JİTEM kol geziyor: Adını vermek istemeyen bir tanık "JİTEM burada kol geziyor. Uyuşturucu, petrol, kadastro, koruculuk, kadın ticareti olayın arka planı olabilir" diyor.
"Bu rant askersiz elde edilmez"
Petrol kaçakçılığı: Başka bir tanık Çelebi ailesinin köyün topraklarının yüzde 2-5 arasına sahipken 25 yıl içinde köyü terk edenlerden arazilerin tamamını ele geçirdiğini anlatıyor. Bir diğeri, köyün yakınından geçen BOTAŞ petrol hattından kaçakçılık yapıldığını, buradan elde edilen gelirin 100 milyon TL civarında olduğunu anlattıktan sonra şöyle diyor: "Köydeki petrol rantından sadece Çelebi ailesi yararlanmıyor. Başka kişi ve kesimlerde bu rantın içindedir. Petrol kaçakçılığını yapanlar, bunlardan satın alan bağlantıları Mardin ve Kızıltepe'dedir. Bu rantın içinde Jandarma istihbaratı, askerler de var. Petrol rantının elde edildiği bölgeye sivil giremiyor. Bu yer korucuların nöbet tuttuğu bir yerdir. Ancak bu rant askersiz elde edilmez."

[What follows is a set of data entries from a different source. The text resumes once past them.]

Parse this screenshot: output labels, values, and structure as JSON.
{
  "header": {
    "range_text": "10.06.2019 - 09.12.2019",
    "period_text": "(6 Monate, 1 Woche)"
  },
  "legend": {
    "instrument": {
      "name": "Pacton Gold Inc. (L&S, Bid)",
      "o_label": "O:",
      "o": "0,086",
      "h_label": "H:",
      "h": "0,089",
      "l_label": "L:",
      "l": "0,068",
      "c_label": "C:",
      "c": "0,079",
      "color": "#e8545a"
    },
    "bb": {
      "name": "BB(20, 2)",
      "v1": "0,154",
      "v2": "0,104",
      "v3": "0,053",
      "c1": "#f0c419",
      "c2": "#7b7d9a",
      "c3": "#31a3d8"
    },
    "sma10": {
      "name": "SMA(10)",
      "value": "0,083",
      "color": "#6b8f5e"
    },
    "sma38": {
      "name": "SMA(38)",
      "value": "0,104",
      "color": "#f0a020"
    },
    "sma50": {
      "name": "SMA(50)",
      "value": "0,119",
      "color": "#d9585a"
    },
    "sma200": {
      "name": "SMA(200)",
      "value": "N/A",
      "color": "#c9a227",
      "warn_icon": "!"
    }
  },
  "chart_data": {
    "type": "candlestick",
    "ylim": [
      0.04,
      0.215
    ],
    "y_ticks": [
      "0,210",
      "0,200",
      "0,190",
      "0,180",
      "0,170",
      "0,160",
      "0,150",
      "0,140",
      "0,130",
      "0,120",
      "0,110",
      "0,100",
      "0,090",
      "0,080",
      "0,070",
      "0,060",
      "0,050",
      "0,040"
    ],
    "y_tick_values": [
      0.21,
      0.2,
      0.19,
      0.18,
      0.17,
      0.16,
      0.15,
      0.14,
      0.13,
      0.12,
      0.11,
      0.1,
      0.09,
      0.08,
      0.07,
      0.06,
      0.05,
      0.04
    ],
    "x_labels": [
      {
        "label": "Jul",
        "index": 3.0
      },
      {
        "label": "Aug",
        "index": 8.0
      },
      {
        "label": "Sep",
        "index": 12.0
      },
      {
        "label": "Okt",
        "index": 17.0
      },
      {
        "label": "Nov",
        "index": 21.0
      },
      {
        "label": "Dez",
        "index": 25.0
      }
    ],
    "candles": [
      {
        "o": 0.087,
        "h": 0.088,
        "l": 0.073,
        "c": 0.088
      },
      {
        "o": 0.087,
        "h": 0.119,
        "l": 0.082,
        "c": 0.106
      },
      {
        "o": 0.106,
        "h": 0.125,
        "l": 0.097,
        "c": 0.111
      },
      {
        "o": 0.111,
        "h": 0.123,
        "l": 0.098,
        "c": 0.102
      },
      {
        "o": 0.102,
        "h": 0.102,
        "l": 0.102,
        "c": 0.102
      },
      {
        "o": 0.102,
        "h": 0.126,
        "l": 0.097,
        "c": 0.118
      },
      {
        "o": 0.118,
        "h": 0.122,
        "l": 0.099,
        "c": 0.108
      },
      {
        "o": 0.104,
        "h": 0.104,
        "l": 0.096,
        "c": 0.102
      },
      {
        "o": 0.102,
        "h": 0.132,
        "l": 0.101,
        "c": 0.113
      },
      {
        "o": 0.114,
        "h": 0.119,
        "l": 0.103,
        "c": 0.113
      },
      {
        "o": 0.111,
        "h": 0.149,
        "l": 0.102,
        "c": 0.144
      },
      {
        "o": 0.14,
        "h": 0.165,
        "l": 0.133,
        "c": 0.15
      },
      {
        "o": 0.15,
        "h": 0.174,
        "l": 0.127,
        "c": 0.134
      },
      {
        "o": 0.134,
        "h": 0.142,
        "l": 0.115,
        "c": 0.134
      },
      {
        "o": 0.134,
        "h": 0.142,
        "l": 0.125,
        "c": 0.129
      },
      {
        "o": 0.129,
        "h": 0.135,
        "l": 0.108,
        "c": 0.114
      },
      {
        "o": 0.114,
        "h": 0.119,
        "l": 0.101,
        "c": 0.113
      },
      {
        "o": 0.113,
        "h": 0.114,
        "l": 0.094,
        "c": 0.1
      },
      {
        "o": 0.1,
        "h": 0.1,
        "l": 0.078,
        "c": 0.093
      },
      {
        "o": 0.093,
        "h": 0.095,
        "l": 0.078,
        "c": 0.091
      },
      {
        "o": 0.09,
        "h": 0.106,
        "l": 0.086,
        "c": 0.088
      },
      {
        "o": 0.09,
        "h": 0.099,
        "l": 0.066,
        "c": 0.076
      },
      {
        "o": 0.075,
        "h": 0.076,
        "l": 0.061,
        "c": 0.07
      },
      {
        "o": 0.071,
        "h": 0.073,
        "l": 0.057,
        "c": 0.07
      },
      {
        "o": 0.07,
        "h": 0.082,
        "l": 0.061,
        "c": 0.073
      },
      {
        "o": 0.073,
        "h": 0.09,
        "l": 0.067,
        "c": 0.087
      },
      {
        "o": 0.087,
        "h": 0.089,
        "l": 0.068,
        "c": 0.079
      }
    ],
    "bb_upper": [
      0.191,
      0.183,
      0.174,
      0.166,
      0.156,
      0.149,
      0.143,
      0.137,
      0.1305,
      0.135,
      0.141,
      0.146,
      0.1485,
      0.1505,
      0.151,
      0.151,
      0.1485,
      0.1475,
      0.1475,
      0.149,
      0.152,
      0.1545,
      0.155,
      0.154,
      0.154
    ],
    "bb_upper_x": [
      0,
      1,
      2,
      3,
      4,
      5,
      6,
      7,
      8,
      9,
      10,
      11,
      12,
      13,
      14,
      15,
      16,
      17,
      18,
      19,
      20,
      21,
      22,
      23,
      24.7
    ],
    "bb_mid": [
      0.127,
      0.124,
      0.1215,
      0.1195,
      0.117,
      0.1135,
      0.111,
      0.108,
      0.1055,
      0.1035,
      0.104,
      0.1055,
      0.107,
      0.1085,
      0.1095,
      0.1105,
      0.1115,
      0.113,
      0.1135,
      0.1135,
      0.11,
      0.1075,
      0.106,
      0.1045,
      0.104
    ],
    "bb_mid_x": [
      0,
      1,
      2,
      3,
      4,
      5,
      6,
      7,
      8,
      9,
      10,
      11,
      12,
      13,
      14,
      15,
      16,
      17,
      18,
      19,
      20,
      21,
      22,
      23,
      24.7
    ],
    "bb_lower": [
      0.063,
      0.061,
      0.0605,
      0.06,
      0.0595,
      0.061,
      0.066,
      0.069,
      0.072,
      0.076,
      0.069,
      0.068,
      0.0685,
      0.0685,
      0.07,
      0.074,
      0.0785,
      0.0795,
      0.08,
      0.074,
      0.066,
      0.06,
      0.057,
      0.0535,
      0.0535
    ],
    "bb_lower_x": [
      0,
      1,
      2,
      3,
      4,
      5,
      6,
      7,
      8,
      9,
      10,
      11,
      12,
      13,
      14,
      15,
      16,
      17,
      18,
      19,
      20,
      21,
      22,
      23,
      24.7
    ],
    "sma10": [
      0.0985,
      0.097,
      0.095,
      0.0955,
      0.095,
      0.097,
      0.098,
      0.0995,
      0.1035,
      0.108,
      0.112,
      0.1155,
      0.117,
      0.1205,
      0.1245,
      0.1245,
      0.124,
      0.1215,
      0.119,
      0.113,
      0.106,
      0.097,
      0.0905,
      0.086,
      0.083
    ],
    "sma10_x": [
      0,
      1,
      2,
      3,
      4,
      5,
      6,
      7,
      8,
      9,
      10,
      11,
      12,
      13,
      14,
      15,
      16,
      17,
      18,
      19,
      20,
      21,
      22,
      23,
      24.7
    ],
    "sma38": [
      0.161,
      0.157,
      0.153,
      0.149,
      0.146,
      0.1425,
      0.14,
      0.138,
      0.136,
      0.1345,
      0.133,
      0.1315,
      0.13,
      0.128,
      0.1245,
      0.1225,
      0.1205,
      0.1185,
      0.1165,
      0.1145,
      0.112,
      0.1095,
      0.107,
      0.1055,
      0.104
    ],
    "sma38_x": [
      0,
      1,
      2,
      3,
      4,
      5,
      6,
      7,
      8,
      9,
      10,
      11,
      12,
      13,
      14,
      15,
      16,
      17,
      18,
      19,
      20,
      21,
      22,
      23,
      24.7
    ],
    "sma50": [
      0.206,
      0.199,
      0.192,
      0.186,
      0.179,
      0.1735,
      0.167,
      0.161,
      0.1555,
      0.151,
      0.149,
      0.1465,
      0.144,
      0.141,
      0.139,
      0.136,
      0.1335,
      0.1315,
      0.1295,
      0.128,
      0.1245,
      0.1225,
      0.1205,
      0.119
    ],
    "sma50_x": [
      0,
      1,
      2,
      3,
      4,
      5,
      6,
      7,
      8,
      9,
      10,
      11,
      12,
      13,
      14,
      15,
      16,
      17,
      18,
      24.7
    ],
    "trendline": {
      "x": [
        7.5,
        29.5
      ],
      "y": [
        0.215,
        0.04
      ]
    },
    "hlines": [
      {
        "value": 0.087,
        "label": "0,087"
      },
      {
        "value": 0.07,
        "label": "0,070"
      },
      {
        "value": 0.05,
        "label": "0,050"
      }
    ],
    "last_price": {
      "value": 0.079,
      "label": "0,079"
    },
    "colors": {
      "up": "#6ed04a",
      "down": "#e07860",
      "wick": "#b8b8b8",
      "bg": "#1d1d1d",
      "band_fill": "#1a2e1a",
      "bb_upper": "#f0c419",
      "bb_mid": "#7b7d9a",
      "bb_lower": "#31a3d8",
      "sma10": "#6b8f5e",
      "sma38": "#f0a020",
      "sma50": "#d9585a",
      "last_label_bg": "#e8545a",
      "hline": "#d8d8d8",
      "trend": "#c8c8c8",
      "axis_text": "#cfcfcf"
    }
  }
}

"Amaç köyden kalkmamızdır": Öldürülen taraftan Osman Çelebi şunları söylüyor: "Botaş kuyuları davalarında bu katiller ve biz karşı karşıyaydık. Bunlar bir başçavuşla anlaşmışlar ve işlerini yaptılar. Burada 4 tane balık tesisi vardır. 1 tanesi onlara aittir. Diğerleri bizim ailemize aittir. 1 tanesi benimdir. Tek amaçları köyün hakimiyetini ele geçirmekti. Kardeşim, muhtar ve korucu başıdır. Amaçları bu duruma son vermek olabilir. Düğün onlar için fırsat olmuştur. Amaçları köyden kalkmamızdır."
"Kadastroya gittim, dövdüler": Köyü 1993'te korucu olmadığı için terk etmek zorunda kalan Adil Başar, kadastro işlemleri başladıktan sonra köye gittiğini, ama Çelebi ailesinden üç kişinin kendisini dövdüğünü, 15 gün hastanede yattığını Kasım 2008'de İHD Mardin Şubesi'ne başvurusunda anlatıyor; "Bu korucular kadastro esnasında arazilerimizi kendi adlarına yazmak istiyorlar" diyor.
"PKK'nin üstüne atmaya çalıştılar": Öldürülen taraftan Cengiz Çelebi'yse "Daha önce bunlarla bir husumetimiz yoktu. Ancak seçimden sonra normalde silahlı gezmeyen bu kişiler silahla köyün içinde gezmeye başlamışlardı. Bu arada hayvanlarını da alışılmışın dışında ellerinden çıkararak satıyorlardı. Seçimden sonra alabalık tesislerinde sürekli toplantı yapıyorlardı" diyor. Sonra "Bu olayı PKK'nin üstüne atmayı düşünerek bizi katletmeye çalıştılar. Ancak herkesi öldüremeyince gerçek ortaya çıktı" diye ekliyor. Mazıdağ Belediye Başkanı Hasip Aktaş da "PKK'nin 1 Haziran 2009 tarihine kadar ilan ettiği çatışmasızlığı sabote etmek üzere organize edildiğini düşünüyorum" diyor. (TK)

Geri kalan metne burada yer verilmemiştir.